Después de gobernar ocho años, Santos cambió las leyes para que sus sucesores solo pudieran tener un término de cuatro años. Tal vez, si el presidente Iván Duque, a quien le tengo enorme respeto, hubiera gobernado como prometió en campaña, estaríamos mejor.
¿Y por qué no llega la “Coalición de la Esperanza”? Ya hemos visto los resultados de los alcaldes “progresistas”, como Claudia López de Bogotá, Jorge Iván Ospina de Cali y Daniel Quintero de Medellín, cómo acabaron con sus ciudades. Gobiernan de manera errática, sin un plan, a punta de discursos, redes sociales y decisiones arbitrarias. Bogotá parece Gotham City. Cali ni hablar. Y Medellín, una ciudad emprendedora donde las relaciones entre el empresariado y la ciudadanía siempre fueron constructivas, ahora respira odio y una lucha de clases. Ninguno de estos tres ha logrado algo positivo. Piensen y verán.
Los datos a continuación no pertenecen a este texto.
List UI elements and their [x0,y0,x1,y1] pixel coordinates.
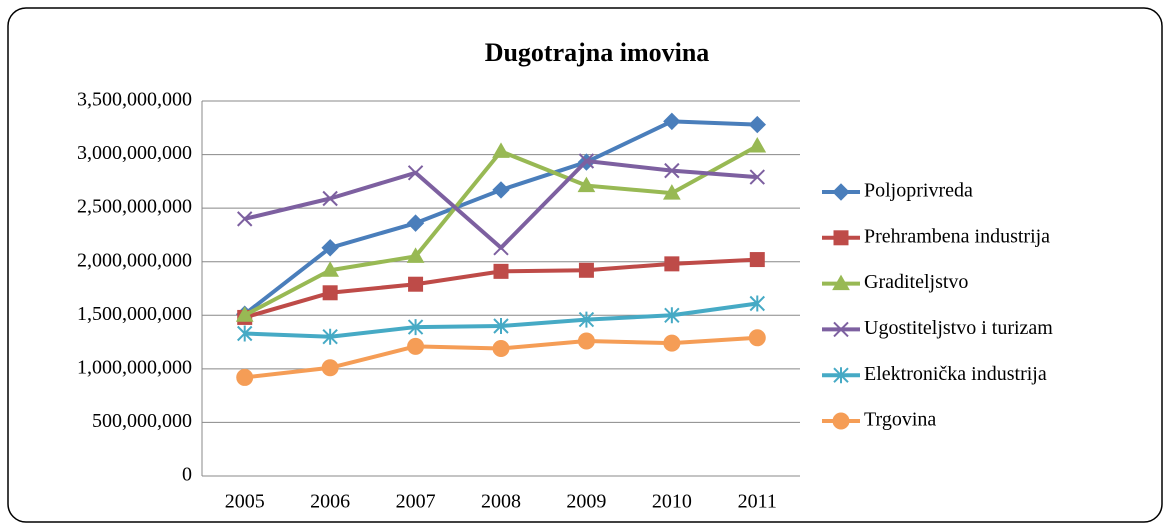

¿Y por qué digo esto? Porque la “Coalición de la Esperanza” es el reflejo de lo que han sido estos gobernantes. La unión del samperismo y el santismo para retomar el poder a favor de las élites. La gente no quiere continuidad. Pero no se trata de personificar al expresidente Uribe o al presidente Duque, los problemas sociales en Colombia llevan más de 200 años. Las inequidades y prácticas oligopólicas y falta de oportunidades no nacieron con la pandemia. Es cierto, se agudizaron. Pero el problema de fondo es que la gente está cansada de los mismos apellidos, las mismas élites y oligarquías alternando el poder para su beneficio propio. Claro que queremos un país con más equidad, oportunidades, con mejor acceso a la salud, y una educación que prepare a nuestros hijos y nietos para los desafíos del futuro. En la era del conocimiento y la tecnología, los colombianos de hoy tienen más oportunidades que nunca en la historia, pero la solución no está en políticas populistas que reparten pobreza, ni en perpetuar a los mismos en el poder, como lo es la reencarnación de la tal “Coalición de la Esperanza”.
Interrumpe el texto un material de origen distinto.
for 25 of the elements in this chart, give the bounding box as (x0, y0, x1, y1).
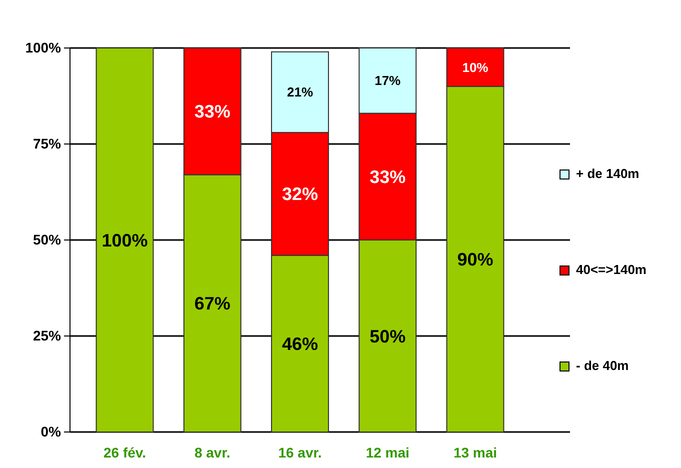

Harán toda clase de maniobras políticas como están acostumbrados, pero esos tiempos ya pasaron. El 2022 enfrentará dos visiones opuestas de país. La de Gustavo Petro ya la conocemos. La otra será volver a pensar en grande, generar más y mejor empleo, brindarles oportunidades a nuestros jóvenes, bajar los impuestos y crear un país competitivo en un mundo globalizado. Volver a respetar a nuestros profesores, a nuestros soldados y nuestros policías. Hay que volver a creer, volver a soñar. Aunque la contienda apenas empieza, no se necesita un experto político para saber que ambas propuestas serán las que marcarán la agenda el próximo año. Ojalá escojamos la segunda.